Responding to media speculation that jobs are at risk as the retailer conducts a review, a spokesperson for Asos told Just Style: “Simplifying and reducing our cost profile is a core part of Asos’ change agenda that was outlined at full-year results. As part of this, we have taken the tough but necessary step to outline proposals to reduce the number of roles across the business.

“We will work closely with those potentially affected to support them through the consultation process and will seek to redeploy colleagues wherever possible.”

Asos did not provide detail around how many jobs could go or in which departments.

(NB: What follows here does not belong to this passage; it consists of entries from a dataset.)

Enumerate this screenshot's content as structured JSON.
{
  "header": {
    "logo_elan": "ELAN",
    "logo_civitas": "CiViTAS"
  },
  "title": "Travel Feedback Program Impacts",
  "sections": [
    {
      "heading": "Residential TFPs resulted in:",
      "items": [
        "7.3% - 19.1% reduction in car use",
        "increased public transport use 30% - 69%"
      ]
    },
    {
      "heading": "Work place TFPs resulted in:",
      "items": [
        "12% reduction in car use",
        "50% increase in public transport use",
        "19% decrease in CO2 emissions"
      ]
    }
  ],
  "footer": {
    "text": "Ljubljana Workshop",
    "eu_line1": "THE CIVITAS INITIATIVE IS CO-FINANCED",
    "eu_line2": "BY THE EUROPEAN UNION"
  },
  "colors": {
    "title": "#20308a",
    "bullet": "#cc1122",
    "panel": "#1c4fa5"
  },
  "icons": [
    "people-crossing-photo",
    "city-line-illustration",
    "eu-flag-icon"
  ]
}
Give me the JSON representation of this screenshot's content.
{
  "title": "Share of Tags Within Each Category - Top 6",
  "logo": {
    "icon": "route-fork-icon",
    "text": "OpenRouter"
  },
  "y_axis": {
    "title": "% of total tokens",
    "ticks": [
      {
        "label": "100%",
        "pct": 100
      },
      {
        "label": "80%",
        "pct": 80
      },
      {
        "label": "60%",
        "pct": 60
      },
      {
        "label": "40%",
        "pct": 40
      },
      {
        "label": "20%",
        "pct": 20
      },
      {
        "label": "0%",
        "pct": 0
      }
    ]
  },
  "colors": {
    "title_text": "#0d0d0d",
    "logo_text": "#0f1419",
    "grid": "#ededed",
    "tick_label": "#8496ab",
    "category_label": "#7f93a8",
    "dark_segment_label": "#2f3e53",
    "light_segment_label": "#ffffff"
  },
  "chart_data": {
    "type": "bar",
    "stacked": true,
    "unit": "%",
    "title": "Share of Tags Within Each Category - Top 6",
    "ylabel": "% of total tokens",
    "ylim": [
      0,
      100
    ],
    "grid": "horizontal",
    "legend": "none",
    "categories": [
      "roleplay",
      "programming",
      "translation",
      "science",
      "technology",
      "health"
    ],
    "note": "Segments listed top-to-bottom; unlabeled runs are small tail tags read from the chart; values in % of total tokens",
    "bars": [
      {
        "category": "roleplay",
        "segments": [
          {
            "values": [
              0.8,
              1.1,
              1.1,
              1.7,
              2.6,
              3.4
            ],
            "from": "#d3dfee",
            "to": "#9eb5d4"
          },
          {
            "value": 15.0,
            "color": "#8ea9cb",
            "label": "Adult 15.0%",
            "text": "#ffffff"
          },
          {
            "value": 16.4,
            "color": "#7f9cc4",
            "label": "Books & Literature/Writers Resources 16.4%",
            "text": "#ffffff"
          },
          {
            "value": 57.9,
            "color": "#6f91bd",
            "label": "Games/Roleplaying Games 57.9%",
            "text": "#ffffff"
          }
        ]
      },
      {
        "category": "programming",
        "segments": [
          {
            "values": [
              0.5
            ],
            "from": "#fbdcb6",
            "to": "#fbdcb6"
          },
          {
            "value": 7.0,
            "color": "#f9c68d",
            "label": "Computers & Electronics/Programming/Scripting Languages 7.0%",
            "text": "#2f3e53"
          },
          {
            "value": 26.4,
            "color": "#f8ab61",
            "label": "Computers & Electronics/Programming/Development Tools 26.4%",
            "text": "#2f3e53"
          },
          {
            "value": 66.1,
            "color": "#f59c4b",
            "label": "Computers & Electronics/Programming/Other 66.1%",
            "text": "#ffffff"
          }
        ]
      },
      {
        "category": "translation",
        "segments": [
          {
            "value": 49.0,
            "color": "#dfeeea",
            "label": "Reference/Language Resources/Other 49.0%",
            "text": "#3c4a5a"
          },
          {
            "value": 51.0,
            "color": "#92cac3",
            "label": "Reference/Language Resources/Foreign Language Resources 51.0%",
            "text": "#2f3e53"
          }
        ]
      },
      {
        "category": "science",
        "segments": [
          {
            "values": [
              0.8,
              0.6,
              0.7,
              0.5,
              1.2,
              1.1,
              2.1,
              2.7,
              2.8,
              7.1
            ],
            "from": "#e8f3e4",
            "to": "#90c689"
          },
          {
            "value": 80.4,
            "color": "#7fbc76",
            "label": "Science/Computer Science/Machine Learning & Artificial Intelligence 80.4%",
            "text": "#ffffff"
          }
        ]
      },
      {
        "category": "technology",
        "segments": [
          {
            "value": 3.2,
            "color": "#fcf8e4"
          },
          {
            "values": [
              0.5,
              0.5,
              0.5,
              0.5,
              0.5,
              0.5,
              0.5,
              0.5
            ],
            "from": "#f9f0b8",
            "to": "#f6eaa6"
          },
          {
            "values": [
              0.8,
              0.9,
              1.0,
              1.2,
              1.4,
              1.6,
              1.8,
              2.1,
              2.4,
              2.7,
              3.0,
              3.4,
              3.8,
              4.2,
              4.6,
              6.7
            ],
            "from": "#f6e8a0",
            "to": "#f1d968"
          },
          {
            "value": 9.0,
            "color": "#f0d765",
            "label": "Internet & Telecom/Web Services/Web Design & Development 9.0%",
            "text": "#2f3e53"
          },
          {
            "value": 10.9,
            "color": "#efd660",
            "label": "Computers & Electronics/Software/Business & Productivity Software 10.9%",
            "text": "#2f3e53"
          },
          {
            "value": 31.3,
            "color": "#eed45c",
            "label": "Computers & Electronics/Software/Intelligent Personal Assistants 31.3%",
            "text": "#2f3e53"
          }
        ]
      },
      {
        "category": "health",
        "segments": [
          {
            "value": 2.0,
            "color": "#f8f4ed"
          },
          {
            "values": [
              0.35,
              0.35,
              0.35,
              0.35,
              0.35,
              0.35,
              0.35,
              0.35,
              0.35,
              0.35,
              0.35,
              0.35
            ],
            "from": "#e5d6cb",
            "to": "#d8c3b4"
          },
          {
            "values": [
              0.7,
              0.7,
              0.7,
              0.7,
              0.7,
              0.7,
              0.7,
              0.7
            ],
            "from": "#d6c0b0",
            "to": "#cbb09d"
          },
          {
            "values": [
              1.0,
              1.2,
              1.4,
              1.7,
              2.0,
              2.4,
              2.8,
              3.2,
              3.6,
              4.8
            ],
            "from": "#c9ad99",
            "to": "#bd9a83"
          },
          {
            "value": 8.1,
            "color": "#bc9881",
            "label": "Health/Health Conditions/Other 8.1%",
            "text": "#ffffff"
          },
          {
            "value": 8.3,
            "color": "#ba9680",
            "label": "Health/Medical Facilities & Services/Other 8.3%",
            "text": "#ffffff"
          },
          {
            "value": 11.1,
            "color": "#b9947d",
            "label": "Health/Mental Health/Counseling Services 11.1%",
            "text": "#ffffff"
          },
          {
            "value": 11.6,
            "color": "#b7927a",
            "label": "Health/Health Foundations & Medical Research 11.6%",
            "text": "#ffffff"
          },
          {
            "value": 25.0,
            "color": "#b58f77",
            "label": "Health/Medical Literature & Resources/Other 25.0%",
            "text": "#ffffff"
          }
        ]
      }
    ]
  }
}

Toward the end of last month, Asos warned it would look to cut costs across the business after posting a full-year loss and reporting a slowdown in sales growth.

Asos swung to a pre-tax loss of GBP31.9m (US$36m) from earnings of GBP177.1m a year earlier. Sales were up just 1% to GBP3.94bn.

CEO José Antonio Ramos Calamonte referred to the “incredibly challenging economic environment” in the company’s trading statement, adding: “Today, I have set out a clear change agenda to strengthen ASOS over the next 12 months and reorient our business towards the future. This includes a number of decisive, short-term operational measures to simplify the business, alongside steps to unlock longer-term sustainable growth by improving our speed to market, reinforcing our focus on fashion, strengthening our top team and leveraging data and digital developments to better engage customers.”

A week later, Flannels and Sports Direct owner Frasers Group announced it was increasing its stake to 5.1%  in Asos.